Si le vol est établi par deux témoins, mais l’abattage ou la vente par un seul témoin ou par l’aveu du voleur, il paie le double mais non le quadruple ou le quintuple. Celui qui vole et abat le shabbat, vole et abat pour un culte idolâtre, vole à son père puis n’abat ou ne vend qu’après la mort de celui-ci, ou vole puis consacre l’animal avant de l’abattre ou de le vendre, paie le double mais non le quadruple ou le quintuple. Rabbi Shimon dit : pour des biens consacrés dont le dépositaire demeure financièrement responsable, il paie le quadruple ou le quintuple ; s’il n’en porte pas la responsabilité, il est exempt de ce paiement.
S’il vend l’animal en en conservant un centième, ou s’il en possédait déjà une part en copropriété, ou encore s’il l’abat mais que l’abattage le rend nevelah, s’il le tue par perforation ou en arrachant les organes vitaux, il paie le double mais non le quadruple ou le quintuple. S’il vole dans le domaine du propriétaire puis abat ou vend hors de ce domaine, ou vole hors du domaine puis abat ou vend dans le domaine, ou encore vole, abat et vend hors du domaine, il paie le quadruple ou le quintuple. Mais s’il vole, abat et vend sans jamais faire sortir l’animal du domaine du propriétaire, il est exempt de ce régime aggravé.
Le voleur tire l’animal pour le faire sortir, mais celui-ci meurt encore dans le domaine de son propriétaire : le voleur est exempt du paiement attaché à l’acquisition du vol. S’il l’a soulevé, ou l’a fait sortir du domaine, puis que l’animal meurt, il est responsable.
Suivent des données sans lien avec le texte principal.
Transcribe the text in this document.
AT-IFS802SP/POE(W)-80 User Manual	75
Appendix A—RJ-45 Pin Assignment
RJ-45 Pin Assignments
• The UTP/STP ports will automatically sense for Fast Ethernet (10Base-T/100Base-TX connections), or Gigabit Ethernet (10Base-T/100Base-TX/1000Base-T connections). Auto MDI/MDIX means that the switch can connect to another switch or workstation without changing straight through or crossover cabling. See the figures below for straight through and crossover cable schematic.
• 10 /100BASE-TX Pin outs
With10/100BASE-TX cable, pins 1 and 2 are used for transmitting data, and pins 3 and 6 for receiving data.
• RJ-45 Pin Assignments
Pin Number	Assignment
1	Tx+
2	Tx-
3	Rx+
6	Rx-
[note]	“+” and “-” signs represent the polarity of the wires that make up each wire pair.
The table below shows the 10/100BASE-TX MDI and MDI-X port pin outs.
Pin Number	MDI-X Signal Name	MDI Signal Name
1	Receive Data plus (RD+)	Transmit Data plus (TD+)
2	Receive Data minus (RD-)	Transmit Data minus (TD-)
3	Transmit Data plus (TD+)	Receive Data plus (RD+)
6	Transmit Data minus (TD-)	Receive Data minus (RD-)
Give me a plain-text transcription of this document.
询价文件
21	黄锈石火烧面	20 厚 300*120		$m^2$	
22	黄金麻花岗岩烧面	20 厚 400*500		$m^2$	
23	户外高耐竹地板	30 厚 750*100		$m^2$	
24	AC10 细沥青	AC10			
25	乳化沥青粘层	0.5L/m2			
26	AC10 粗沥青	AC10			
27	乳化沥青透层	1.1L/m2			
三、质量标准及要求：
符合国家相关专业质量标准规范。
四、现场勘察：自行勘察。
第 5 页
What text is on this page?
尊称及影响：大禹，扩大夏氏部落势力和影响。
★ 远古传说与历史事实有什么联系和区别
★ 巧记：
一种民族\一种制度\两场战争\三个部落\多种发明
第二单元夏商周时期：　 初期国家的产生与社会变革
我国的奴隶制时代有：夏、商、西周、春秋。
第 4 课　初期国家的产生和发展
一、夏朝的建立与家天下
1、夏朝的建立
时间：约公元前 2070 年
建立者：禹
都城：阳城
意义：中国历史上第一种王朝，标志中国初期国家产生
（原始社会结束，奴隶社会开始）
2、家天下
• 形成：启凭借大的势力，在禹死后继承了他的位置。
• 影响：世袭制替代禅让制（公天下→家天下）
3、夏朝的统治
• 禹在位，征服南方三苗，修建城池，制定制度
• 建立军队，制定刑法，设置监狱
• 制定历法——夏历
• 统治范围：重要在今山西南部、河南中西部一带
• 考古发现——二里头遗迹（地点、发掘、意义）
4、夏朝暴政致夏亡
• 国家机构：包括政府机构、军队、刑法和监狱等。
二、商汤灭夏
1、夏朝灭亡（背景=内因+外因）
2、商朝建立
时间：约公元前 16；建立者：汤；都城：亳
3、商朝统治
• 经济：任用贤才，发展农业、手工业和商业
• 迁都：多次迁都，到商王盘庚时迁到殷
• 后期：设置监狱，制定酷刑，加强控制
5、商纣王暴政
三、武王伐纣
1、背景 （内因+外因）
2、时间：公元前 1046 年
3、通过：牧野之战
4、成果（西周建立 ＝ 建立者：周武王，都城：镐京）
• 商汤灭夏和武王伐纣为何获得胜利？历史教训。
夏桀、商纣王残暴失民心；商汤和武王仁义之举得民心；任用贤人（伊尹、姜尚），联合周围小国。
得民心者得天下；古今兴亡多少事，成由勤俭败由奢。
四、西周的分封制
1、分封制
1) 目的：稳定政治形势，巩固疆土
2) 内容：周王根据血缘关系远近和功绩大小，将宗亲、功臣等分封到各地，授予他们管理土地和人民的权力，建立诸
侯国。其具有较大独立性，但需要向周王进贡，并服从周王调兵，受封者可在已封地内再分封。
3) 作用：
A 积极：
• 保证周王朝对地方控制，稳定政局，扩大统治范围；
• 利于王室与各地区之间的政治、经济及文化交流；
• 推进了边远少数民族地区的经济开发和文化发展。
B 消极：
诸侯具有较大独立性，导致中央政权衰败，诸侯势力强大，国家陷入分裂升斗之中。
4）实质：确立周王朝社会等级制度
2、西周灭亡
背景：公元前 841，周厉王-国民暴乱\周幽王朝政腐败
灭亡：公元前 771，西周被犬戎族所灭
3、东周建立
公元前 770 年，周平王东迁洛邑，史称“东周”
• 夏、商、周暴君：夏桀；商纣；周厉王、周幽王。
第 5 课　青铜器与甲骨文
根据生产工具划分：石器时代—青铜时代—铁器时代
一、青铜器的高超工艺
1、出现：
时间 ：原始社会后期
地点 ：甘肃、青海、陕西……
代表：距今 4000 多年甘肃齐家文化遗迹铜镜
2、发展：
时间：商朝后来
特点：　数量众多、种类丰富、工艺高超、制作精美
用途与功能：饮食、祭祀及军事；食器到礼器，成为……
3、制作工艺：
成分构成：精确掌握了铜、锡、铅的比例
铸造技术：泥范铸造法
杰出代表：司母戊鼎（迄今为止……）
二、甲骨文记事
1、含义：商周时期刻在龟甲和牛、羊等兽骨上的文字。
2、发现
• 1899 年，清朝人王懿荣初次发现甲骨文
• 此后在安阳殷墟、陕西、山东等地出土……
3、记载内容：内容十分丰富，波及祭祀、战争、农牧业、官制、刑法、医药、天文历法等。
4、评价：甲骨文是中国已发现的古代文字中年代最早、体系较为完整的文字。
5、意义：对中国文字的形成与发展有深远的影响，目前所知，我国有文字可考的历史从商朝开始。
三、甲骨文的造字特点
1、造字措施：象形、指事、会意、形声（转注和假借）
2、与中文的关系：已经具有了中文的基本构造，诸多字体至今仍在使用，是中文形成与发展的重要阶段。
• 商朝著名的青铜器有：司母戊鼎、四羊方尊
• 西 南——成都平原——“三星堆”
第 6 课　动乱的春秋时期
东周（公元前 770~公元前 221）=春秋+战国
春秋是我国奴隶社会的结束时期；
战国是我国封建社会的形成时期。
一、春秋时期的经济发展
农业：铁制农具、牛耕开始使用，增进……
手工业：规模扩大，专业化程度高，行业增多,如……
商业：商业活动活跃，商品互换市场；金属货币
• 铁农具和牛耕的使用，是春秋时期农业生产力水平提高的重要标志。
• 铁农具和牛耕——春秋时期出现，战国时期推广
De même, si l’animal est remis pour le rachat d’un fils premier-né, à un créancier, à un gardien bénévole, à un emprunteur, à un gardien rémunéré ou à un locataire : tant que celui qui le reçoit ne fait que le tirer et que l’animal meurt encore dans le domaine du propriétaire, il est exempt ; s’il l’a soulevé ou fait sortir du domaine, il est responsable.
On n’élève pas de petit bétail en terre d’Israël, mais on peut en élever en Syrie et dans les régions désertiques de la terre d’Israël. On n’élève pas de poules à Jérusalem à cause des choses consacrées, ni chez les prêtres en terre d’Israël à cause des règles de pureté. On n’élève des porcs nulle part. On ne garde pas de chien à moins qu’il ne soit attaché à une chaîne. On ne tend pas de filets aux pigeons à moins d’être éloigné d’une zone habitée de trente ris.